Every Country’s Sun by MogwaiRelease date: September 1, 2017
Label: Rock Action Records
I’ve always loved instrumental music, that is edgy, ambient, rock music that happened to have no or hardly any lyrics at all. If I happened to come across an instrumental track on the radio I was in awe since they were/are few and far between, at least where I live and not including university/college radio. I also never knew there was a term for some of it (we won’t mention it here). Then one day, a few years ago, someone asked if I heard of the band Mogwai. I said no. He was excited to have bought the latest release and to share it with me. That release was, Hardcore Will Never Die, But You Will. I was in awe. What a great title. It had me thinking, “Fuck, they’re right!”. Then the music started. I couldn’t stop playing ‘You’re Lionel Ritchie’ over and over again. Who was this band? What were these amazing sounds and layers I was hearing? I was hooked. Skip ahead a few years to present day. Mogwai is set to release their first studio album, Every Country’s Sun, since 2014’s Rave Tapes and I have been given the biggest opportunity to review it. This is unbelievable to me in every way.
When I first listened to it, my initial reaction was that it was an all-encompassing album. A sort of best of album but not of their tracks up to this point, but of their spirit and abilities as musicians since they started releasing music. Slow builds, layers of sound, great emotive guitar and bass riffs coupled with versatile drumming and cool and innovative synth/electronic sounds. The album had all my senses engaged and fed my soul.
The album is made up of 11 tracks and starts out with an awesome track entitled, ‘Coolverine’. The synth start is reminiscent of the 80s synth sound. It is quickly followed by a rumbling bass line and another layer that sounds like a small French horn section. Those layers continue. Soon starts the drums and guitar. More layers and changes in melody are introduced that eventually culminate in an awesome end. The bass line in this track is freakin’ amazing.
The track, ‘Party in the Dark’, follows with its contrasting upbeat melody and lyrics that speak to today’s state of affairs. Some might categorize this as their most pop influenced track and I wouldn’t be surprised if Mogwai wrote it this way purposefully, so that it would reach more than just their usual fans. No matter the reason, it’s always cool to hear Braithwaite’s voice.
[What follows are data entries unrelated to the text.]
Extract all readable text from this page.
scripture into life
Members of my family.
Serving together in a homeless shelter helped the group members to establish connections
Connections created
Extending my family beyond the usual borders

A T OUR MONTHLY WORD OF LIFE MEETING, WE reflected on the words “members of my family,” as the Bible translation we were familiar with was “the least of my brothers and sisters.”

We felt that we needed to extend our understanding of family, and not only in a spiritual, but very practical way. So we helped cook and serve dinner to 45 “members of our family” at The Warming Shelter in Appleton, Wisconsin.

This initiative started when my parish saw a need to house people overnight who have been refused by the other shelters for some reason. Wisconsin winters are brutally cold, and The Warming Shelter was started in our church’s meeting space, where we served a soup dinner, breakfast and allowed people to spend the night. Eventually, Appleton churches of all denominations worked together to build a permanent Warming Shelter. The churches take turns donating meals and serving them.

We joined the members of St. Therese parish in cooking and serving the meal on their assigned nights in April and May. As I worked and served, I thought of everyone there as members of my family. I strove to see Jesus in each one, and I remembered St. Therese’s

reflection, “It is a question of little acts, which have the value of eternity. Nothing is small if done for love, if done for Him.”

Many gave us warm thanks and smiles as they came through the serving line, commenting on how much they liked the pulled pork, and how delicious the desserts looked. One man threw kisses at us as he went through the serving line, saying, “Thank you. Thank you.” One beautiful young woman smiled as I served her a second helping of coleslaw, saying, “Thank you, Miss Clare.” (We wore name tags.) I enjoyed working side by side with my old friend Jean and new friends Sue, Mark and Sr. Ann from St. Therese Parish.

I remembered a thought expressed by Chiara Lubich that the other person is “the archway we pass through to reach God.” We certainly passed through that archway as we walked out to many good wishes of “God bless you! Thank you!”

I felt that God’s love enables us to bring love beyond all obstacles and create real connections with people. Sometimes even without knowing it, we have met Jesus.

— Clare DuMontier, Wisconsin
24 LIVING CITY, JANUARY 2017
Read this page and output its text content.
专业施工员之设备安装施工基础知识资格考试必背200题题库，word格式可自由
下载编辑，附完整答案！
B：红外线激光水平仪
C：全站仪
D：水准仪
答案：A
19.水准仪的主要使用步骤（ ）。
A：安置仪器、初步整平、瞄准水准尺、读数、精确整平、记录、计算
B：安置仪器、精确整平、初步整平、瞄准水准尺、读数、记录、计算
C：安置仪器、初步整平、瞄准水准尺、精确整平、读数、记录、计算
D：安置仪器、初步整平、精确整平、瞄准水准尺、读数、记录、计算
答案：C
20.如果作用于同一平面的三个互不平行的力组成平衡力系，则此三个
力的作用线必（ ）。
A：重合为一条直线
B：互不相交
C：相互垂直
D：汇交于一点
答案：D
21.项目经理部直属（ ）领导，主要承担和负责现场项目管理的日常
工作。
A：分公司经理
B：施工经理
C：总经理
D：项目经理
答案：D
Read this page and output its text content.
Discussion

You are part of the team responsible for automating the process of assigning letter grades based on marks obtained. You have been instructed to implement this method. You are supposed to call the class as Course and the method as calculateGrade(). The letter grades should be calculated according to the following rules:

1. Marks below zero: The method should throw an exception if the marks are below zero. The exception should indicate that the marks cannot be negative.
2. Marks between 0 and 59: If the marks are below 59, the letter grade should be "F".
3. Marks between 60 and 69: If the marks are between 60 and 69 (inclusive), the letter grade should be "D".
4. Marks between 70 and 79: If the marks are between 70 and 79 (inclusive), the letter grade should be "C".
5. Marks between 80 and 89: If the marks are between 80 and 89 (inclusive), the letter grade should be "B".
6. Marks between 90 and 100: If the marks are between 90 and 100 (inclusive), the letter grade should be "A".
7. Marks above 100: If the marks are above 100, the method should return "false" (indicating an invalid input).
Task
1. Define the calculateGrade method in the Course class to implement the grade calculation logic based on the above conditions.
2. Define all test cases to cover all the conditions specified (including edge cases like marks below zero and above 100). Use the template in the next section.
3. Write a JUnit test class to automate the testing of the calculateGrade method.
‘Brain Sweeties’ brings us back to a heavier sound. There’s a great change around the 3:02 mark. Love the keys in this track.
This album is no stranger to their imaginative and curious track titles. The track that follows, ‘Crossing The Road Material’, starts out with another great bass line and the synth is pretty dreamy. I’ve always loved that bell like sound that they use and it’s really great in this driving track. This track is also the longest in length, coming in at almost 7 minutes.
What follows is, ‘aka 47’. An ambient, drone track. At about a quarter of the way through, guitars come in and introduce a great layer of reverberated sound.
The track, ’20 Size’, reminded me of the track, ‘You’re Lionel Ritchie’. Again, I love the synth and organ sounds being played in behind the wall of sound (Burns is awesome on keys). It’s epic and soaring. This track is one of my favorites off this album.
‘1000 Foot Face’ is a slow and dreamy track. It’s complete with dreamy vocals, that act more like another layer of sound rather than a distinct set of lyrics being sung.
The track, ‘Don’t Believe The Fife’ is my favorite track off the album. It’s also the second longest track, coming in at just over 6:25 minutes. It starts as a slow-paced track but with a multi-layered start. Love the synth layers played in the track and the drums really set a dramatic tone. Then at the 4:05 mark…WHAM! A beautiful surprise, signature Mogwai. I won’t describe it for you here. I’ll let you discover it for yourself.
To my ears, both ‘Battered At A Scramble’ and ‘Old Poisons’ felt like an ode to 90s alternative rock. Distorted heavy guitars and hard-hitting beat that just leaves you head banging to the end. I love the organ being played in ‘Battered At A Scramble’. ‘Old Poisons’ is especially straight out heavy with a great change at around the 2:18 mark.
The album ends on the title track, ‘Every Country’s Sun. The start is ambient and ominous. Aitchison is brilliant on this track, and all tracks really. The drums are hard hitting and the guitars are epic, as always. It’s a great ending to another great album.